Es ist, wie der Sinologe und Computer-Dichter John Cayley schreibt,
,,schwierig, im Sinne einer mehr oder weniger konventionellen
Kunstkritik etwas Schnelles und Gewisses über eine Website zu schreiben,
die selten dieselbe geblieben ist, wenn man sie erneut besucht.`` {1}
Als dieser Text geschrieben wurde, leitete http://www.jodi.org
automatisch auf die Download-Seite von ,,Untitled Game`` um.
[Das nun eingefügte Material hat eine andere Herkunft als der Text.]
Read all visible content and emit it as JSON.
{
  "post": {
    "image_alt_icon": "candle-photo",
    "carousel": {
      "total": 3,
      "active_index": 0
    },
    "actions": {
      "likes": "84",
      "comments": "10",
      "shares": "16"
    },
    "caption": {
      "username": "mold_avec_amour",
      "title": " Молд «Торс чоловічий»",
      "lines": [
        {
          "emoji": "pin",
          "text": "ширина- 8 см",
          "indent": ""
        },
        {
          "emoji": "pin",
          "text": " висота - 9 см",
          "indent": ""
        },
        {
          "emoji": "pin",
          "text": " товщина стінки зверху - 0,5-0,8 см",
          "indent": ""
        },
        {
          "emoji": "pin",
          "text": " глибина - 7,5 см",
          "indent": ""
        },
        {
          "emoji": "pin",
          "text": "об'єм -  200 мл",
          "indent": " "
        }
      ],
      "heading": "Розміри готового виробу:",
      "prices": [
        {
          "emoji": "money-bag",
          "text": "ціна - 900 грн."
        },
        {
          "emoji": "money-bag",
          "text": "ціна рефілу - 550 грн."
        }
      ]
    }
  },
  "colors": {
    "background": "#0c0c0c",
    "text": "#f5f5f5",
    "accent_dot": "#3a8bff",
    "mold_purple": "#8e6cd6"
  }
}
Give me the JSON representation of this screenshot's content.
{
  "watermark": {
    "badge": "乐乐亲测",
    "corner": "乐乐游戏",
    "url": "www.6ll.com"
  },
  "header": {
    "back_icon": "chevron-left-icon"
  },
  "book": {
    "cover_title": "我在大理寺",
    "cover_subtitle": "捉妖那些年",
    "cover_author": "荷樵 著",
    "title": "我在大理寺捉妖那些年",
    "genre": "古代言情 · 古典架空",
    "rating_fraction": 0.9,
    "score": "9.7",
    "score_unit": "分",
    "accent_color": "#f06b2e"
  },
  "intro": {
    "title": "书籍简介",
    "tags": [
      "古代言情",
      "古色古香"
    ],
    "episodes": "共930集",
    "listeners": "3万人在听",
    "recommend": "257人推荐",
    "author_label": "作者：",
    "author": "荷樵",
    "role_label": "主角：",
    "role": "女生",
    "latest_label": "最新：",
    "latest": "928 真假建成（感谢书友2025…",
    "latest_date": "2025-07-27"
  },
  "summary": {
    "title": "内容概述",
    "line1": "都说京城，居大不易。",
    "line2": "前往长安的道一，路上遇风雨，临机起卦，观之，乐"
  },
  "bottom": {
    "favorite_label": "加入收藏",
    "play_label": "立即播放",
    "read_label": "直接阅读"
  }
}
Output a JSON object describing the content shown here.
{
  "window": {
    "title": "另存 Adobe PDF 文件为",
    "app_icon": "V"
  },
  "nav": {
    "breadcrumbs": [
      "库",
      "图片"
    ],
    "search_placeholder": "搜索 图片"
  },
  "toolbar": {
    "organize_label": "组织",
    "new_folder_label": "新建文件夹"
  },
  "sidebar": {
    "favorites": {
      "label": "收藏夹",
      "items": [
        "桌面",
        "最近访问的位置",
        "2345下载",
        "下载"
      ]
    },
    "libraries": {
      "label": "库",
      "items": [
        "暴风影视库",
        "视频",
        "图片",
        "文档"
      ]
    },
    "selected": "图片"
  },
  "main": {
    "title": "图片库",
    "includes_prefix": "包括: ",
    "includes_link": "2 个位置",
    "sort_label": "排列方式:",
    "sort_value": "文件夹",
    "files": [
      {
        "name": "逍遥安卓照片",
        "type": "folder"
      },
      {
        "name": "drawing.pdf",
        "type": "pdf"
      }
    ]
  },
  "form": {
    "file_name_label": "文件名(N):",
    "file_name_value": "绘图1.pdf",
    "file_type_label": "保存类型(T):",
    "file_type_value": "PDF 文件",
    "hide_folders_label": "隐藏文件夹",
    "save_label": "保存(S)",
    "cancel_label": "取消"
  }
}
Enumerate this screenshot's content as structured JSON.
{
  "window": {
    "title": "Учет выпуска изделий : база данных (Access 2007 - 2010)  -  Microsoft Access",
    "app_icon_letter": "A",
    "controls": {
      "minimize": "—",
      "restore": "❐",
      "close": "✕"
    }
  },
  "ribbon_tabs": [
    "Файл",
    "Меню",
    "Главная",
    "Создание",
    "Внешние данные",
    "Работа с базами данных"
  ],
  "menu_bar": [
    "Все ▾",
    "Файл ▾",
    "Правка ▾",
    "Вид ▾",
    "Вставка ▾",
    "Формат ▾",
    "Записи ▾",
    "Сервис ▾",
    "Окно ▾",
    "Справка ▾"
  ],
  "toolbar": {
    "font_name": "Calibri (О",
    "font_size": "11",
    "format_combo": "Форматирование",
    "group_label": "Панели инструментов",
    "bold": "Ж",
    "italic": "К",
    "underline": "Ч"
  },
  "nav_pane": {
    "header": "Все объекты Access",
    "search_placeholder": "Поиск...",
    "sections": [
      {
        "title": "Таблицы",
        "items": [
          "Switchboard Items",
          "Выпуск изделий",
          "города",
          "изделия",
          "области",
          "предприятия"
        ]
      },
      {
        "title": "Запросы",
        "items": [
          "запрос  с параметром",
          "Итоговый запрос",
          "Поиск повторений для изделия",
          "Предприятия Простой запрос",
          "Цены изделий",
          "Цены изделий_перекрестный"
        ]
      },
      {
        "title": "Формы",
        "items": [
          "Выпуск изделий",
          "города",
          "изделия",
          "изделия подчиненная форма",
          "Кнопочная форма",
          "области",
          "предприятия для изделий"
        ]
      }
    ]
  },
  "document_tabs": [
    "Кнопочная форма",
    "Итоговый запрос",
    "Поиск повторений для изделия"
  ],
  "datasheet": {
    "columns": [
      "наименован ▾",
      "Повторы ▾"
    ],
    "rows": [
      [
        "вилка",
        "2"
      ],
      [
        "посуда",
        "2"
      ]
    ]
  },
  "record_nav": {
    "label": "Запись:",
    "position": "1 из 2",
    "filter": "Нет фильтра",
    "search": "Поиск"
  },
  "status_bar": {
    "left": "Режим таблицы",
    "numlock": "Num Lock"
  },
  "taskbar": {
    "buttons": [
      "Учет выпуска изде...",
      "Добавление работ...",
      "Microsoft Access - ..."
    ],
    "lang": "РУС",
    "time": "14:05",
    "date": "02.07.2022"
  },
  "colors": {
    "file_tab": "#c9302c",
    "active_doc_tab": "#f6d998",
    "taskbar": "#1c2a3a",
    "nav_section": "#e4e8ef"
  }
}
Der Rest
der Website ließ sich nur über Suchmaschinen finden, die auf
Kritiker-Texte über jodi.org verwiesen, welche wiederum die versteckten
Sektionen von jodi.org referenzierten - oder man wich gleich auf die
netzkünstlerische Raubkopie von www.jodi.org auf http://
www.0100101110101101.org/home/jodi.org aus. So unterminieren jodi die
corporate identity ihrer eingängigen Netzadresse und verlangen Lesern
Netz-Arbeit ab; eine Entzugsstrategie, die auch an die Schriften
spätantiker Gnostiker erinnert, die jahrhundertelang nur als Zitate aus
den Widerlegungs-Traktaten christlicher Theologen überlebten.
Seit dem 16. Jahrhundert sind Gedichte, die nach
kombinatorisch-algorithmischen Regeln ihre Wörter vertauschen, als
,,Proteusverse`` bekannt, denn wie der griechisches Meeresgott wechseln
sie ständig ihre Erscheinung. www.jodi.org verlagert das proteische
Prinzip von den internen Daten des Kunstwerks auf die Metadaten seiner
Adressierung und Vernetzung. Diese proteische Logik regelt jedoch nicht
nur den Zugang zur Website, sondern auch die Durch- und Ausgänge. Zum
Beispiel weigert sich www.jodi.org, sich auf sich selbst zu begrenzen,
indem es topographische Verbindungen zu diversen anderen
Netzkunst-Servern zeichnet (,,map``, http://map.jodi.org),
Web-Querverweise auflistet (,,CC``,
http://wwwwwwwww.jodi.org/100cc/baklava/index.html) und verborgene
Sprunganweisungen auf interne Seiten mit verborgenen Sprunganweisungen
auf fremde Seiten vermischt.
Zugleich konterkarieren diese Kartographierungen und Festschreibungen
des Kontexts jodis proteisches Entgleiten einer festen Identität; eine
Identität, die sich unweigerlich auch im durchschlagenden Einfluß ihrer
Arbeit auf andere Netzkünstler festschreibt. Da jodi für die
code-experimentelle Netzkunst, wie sie sich seit 1997 im E-Mail-Forum
,,7-11``http://www.7-11.org{2} herausbildete, so wichtig waren wie
Cézanne für den Kubismus oder Malewitsch für den Konstruktivisismus,
führt an ihrer Kanonisierung kein Weg vorbei.
jodi art
Bei der Abfassung dieses Textes beförderte eine ,,Google``-Suche nach
der Stichwortkombination ,,jodi.org`` und ,,noise`` 228 Web-Seiten
zutage. Worin jedoch unterscheidet sich das Rauschen von www.jodi.org
vom Rauschen und Zufall in den Avantgarde-Künsten der vorigen hundert
Jahre, vom Pointillismus und Dada bis zu John Cage und Fluxus?{3} - Der
Unterschied ist sowohl ein medialer, als auch ein rhetorischer. In
Dada-Dichtung, Hans Arps Zufallsbildern und John Cages Zufallsmusik
strukturiert der Zufall das Werk immanent, nicht aber seine mediale
Übertragung. www.jodi.org hingegen chaotisiert seine Datenübertragung
nicht nur durch instabile Adressierungen, sondern liest und verhält sich
auch, als bestünde es aus eigentlich intakten, nur durch
Übertragungsfehler oder Computerabstürze beeinträchtigen Daten.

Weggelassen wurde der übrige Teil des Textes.